Galeopsis tetrahit L.


Não fossem as flores, e talvez não tivéssemos concedido um segundo olhar a esta planta. Não porque só gostemos de plantas notáveis da nossa flora, nem porque estejamos infectados pela altivez tonta de quem menospreza o que lhe parece, ou é, vulgar. A nossa pouca experiência de campo aconselha-nos prudência na apreciação do que encontramos e, à falta de mais saberes botânicos, cuidado no olhar. Mas as folhas desta planta parecem as de urtiga, da que pica e dói por largos minutos, e, se tivéssemos de o confirmar com os dedos, a vontade não responderia à chamada. Além disso, esta população estava à beira de uma estrada muito usada e com bermas descuidadas — e, num instante, sentenciámos a planta como oportunista, imigrante, a colonizar esperta um habitat estragado. Arrelia-nos que julguemos assim incorrectamente a presença de uma planta num ambiente deteriorado, supondo que lhe agrada e por isso não é boa rês. A verdade é que é a estrada que danifica o lugar, é ela a intrusa que o artificializa. À planta restou adaptar-se, para não desaparecer; sendo planta anual e tão escassos os registos actuais da sua ocorrência no nosso país, parece ter dificuldades em encontrar os lugares frescos e sombrios da sua predilecção.

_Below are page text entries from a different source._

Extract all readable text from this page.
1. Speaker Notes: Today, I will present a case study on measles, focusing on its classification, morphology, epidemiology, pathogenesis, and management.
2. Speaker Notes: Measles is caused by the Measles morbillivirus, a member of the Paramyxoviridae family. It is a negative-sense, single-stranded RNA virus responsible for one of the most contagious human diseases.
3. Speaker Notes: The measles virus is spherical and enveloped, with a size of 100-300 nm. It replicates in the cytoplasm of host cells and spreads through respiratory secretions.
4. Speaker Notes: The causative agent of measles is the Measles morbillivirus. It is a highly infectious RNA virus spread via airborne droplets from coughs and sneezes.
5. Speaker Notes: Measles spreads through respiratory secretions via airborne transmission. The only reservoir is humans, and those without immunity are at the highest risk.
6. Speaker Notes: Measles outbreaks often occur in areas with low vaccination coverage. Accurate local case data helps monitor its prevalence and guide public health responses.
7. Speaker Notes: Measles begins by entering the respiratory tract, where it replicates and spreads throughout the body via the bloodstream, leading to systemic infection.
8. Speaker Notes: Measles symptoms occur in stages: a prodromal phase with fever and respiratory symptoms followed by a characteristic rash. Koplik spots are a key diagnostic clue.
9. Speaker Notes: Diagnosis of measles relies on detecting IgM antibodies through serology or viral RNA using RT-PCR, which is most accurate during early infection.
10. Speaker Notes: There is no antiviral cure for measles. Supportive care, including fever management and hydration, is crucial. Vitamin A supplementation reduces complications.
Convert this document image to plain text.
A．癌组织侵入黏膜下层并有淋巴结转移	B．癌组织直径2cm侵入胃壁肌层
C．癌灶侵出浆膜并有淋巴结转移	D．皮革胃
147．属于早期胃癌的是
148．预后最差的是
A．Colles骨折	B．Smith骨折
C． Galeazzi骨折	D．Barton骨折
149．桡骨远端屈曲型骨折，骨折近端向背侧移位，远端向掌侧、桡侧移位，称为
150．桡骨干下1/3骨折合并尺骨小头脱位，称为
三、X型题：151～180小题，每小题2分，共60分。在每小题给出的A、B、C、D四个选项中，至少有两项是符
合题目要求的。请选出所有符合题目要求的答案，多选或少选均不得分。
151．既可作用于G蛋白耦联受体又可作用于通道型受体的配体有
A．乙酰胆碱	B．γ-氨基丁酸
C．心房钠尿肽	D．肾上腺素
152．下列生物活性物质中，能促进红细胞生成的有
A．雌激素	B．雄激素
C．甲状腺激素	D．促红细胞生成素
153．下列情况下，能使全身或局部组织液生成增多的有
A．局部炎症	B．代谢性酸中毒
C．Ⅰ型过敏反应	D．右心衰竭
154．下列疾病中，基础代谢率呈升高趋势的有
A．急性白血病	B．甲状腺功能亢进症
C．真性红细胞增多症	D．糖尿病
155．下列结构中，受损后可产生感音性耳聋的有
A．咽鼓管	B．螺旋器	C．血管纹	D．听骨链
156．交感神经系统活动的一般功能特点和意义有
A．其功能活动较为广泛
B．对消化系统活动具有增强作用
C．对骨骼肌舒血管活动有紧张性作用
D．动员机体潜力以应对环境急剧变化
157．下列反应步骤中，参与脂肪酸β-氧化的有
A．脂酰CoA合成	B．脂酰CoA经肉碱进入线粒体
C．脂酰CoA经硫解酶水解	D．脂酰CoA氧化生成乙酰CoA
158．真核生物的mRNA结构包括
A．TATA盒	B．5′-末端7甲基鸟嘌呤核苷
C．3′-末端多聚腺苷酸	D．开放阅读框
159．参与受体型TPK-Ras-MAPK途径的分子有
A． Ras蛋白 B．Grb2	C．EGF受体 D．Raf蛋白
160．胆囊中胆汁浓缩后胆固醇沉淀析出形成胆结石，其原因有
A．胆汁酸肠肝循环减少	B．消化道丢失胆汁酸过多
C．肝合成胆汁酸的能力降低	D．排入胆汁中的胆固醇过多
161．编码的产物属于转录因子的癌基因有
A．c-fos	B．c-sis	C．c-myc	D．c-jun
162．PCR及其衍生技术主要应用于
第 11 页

Voltemos por isso à planta e observemos melhor a sua morada. Como diria qualquer bom vendedor de apartamentos em prédios com vista para uma auto-estrada, «está a cinco minutos do paraíso». Sendo certo que estamos com um pé na estrada, verdade é que logo atrás se vê uma magnífica clareira de bosque cortada por uma cascata miúda. Ladeiam-na, salpicados pela água, inúmeros exemplares de feto-do-botâo (Woodwardia radicans). Enfim, depois de mais uma sessão de fotos/elogios a este feto, atentámos nos detalhes da flor da Galeopsis, e notámos como é adorável: lábio superior acapelado com um penachinho no topo, protuberâncias cónicas na base, penugem a proteger o interior do tubo e laivos escuros na corola rosada a chamar os polinizadores. (O nome Galeopsis, atribuído por Lineu, alude a uma misteriosa semelhança com a doninha.)

O leitor pode ler aqui uma descrição sucinta desta planta, a que o autor juntou dados biográficos. Antes de fechar essa janela, anote que a população encontrada por Francisco Clamote está no Sabugal, na Beira Alta, região onde nem a Flora Ibérica nem a Nova Flora de Portugal assinalam a presença desta planta.

4 comentários :

bea disse...

Parece um fantasminha em olhos de admiração

Anónimo disse...

Maria e Paulo,

Parabéns por essa magnífica descoberta no Gerês. Tanto quanto sei, é o primeiro registo da espécie no nosso único parque nacional, tão esquecido e tão abandonado. Pelas entidades públicas, mas também pelos biólogos e naturalistas. Mas ele também tem os seus segredos. Que cuidadosamente guarda e só revela a quem dele se abeira com ternura e com carinho. Como é o vosso caso.

Bem haja.

João Lourenço

Francisco Clamote disse...

Muito agradecido, Maria Carvalho, pela imerecida referência.
Curiosamente, julgo, pela descrição que faz do lugar do avistamento, que também já estive no mesmo local. No Gerês, suponho.
Renovo os agradecimentos não só pela referência, mas sobretudos pelos ensinamentos que aqui vou colhendo habitualmente e peço-lhe que aceite as minhas mais cordiais saudações.

Carlos M. Silva disse...

Olá Maria
É bela, sim, como algumas outras da família que já tive o prazer de encontrar, nesse Gerês.
Mas esta não; o aleatório dos meus passos ainda não cruzou com os desta mesmo que variadas vezes me vá para essas montanhas.

Um dia pode ser que se cruze comigo.
Mas terá mesmo de ter flor ..caso contrário ..passo ao largo.